Understandably, Alloa manager Allan Maitland defended his home turf, claiming the surface had no bearing on Fyvie's injury, but if these pitches are so good then just why haven't any of the leading lights in Europe like Manchester United, Chelsea or Barcelona ever installed them at their stadiums?
UEFA may have given them the green light to be used in certain matches but Europe's governing body ordered Moscow's Luzhniki Stadium artificial pitch to be replaced by a traditional grass one for the 2008 European Champions League final. Granted, the technological advances made recently mean the synthetic surfaces clubs use now are much better than the first generation pitches we saw in the 1980s when Luton, Oldham, Preston and QPR first championed the plastic pitches.
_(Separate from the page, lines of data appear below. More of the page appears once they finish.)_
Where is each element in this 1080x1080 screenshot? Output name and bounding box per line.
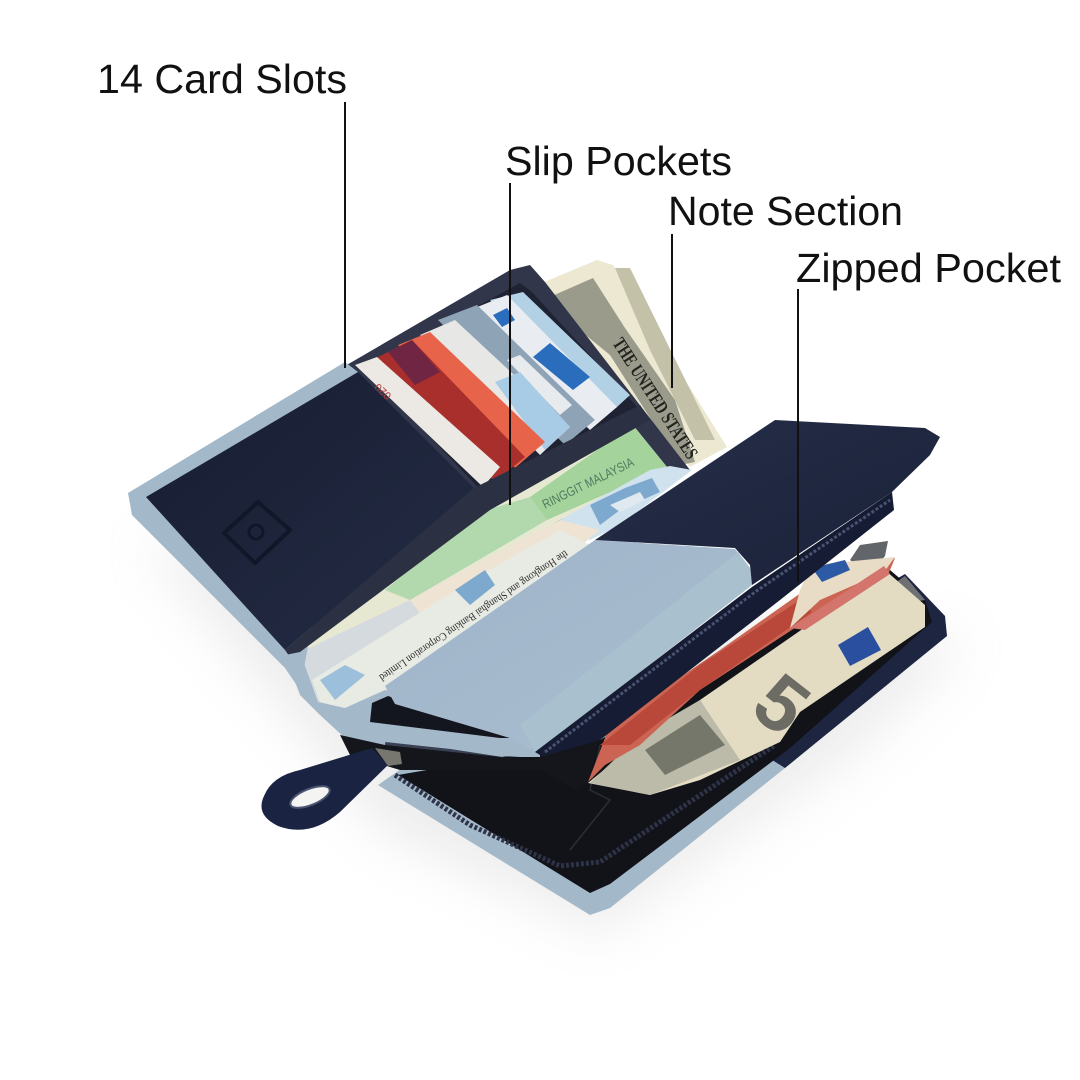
white card with blue bar [465, 295, 617, 430]
card stack [355, 292, 630, 487]
orange map card [398, 332, 545, 468]
dollar notes [530, 260, 727, 467]
middle flap [385, 420, 940, 752]
pale blue card [490, 292, 630, 420]
label: Zipped Pocket: Zipped Pocket [796, 245, 1062, 291]
zipper [385, 492, 894, 765]
red notes [588, 557, 895, 782]
grey corner tab [850, 541, 925, 604]
beige note [410, 520, 600, 640]
left card flap [128, 362, 650, 690]
hong kong bank note [312, 530, 590, 708]
label: 14 Card Slots: 14 Card Slots [97, 56, 347, 102]
wallet [128, 260, 947, 915]
bank text: the Hongkong and Shanghai Banking Corporation Limited [376, 548, 570, 684]
pocket backing [298, 510, 600, 705]
blue 20 note [560, 466, 692, 540]
zip pull tab [261, 748, 402, 830]
lower wallet section [378, 570, 947, 915]
card section backing [285, 265, 690, 660]
white and blue card [420, 320, 570, 455]
euro notes [588, 570, 925, 795]
label: Slip Pockets: Slip Pockets [505, 138, 732, 184]
grey blue card [438, 305, 595, 445]
lower flap band [285, 652, 540, 757]
dollar text: THE UNITED STATES [608, 334, 702, 463]
ringgit text: RINGGIT MALAYSIA [540, 454, 636, 512]
red card [368, 340, 525, 482]
flap window [370, 696, 510, 738]
green ringgit note [300, 425, 667, 650]
black inner pocket [340, 735, 600, 790]
wallet shadow [140, 540, 970, 935]
euro denomination: 5 [738, 656, 826, 752]
label: Note Section: Note Section [668, 188, 903, 234]
white card with 020 [355, 357, 500, 487]
card stack: 020 [372, 380, 394, 402]
embossed logo [224, 502, 290, 563]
The ball was almost uncontrollable while players regularly complained about suffering carpet burns before the English FA eventually banned them in 1988.
Quite clearly, the clubs who played on them on a regular basis were being handed a huge advantage, and Harry Redknapp has also made his feelings clear on the controversial matter. His Tottenham Hotspur side nearly crashed out of the Champions League when they slipped to an early three-goal deficit in their game on Young Boys' plastic playing surface.
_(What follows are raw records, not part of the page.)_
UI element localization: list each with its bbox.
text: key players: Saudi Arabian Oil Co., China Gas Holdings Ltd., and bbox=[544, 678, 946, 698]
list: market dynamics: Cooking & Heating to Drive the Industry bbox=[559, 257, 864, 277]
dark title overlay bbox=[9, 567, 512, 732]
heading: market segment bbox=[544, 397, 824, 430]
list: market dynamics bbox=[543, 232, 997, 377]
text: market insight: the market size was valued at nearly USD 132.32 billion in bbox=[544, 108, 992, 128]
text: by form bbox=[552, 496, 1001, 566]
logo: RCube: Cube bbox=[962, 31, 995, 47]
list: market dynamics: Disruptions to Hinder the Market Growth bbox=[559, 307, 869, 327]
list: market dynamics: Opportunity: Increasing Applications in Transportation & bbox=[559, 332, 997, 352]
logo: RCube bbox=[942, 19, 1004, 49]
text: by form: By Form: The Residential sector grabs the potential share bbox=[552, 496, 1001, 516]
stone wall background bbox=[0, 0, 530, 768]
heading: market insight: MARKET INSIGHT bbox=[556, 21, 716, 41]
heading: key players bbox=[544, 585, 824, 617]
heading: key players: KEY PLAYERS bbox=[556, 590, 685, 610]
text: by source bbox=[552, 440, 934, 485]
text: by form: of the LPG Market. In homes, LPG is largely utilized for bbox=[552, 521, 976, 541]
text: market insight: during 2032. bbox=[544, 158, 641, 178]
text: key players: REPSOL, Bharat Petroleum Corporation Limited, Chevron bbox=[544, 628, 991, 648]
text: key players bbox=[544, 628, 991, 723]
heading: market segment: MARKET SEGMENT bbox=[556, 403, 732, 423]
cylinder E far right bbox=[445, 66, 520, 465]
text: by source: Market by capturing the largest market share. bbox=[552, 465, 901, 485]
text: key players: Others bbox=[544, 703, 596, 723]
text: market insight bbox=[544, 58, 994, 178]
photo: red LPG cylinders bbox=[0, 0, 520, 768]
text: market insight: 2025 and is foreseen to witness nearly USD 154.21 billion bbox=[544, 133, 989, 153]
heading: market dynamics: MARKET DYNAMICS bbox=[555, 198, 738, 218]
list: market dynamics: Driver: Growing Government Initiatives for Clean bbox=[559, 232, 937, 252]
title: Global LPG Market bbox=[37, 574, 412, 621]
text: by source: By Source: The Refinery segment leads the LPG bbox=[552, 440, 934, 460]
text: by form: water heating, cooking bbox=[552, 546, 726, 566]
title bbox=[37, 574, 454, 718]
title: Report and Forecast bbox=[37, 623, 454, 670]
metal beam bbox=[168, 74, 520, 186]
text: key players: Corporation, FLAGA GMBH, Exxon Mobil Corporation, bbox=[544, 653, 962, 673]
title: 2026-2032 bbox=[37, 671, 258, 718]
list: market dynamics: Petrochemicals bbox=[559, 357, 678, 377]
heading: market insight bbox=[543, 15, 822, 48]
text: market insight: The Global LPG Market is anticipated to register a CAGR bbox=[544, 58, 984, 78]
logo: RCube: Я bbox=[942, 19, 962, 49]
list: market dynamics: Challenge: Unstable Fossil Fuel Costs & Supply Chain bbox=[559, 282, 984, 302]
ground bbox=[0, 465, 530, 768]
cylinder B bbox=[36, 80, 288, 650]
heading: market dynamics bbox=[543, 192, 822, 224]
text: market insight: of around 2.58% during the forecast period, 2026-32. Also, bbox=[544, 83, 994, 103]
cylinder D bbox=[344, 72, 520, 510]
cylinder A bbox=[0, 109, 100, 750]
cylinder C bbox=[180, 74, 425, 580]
"It's not an excuse as to why we struggled away against Young Boys, but I played on Astroturf myself and hated every minute of it," he said. "We've had it at QPR - thankfully we don't have it anymore in England. I don't agree with Astroturf and I don't think Astroturf should be used in a competition like the Champions League."
In more recent history, Dunfermline were chosen by UEFA to pilot the use of synthetic surface when they were still a Scottish Premier League team. The Pars received a cash grant of £130,000 to install a new pitch, but it was quickly ridiculed and didn't last long before the decision was taken to rip it up.
There are of course many counter arguments for the case to continue to persevere with artificial pitches - mainly supported by bureaucrats and money men. They allow games to be played in all conditions and could in the long term prove to be cheaper than continually tending to grass pitches. But for the football purists like McGhee, Whelan and Redknapp, the future is grass.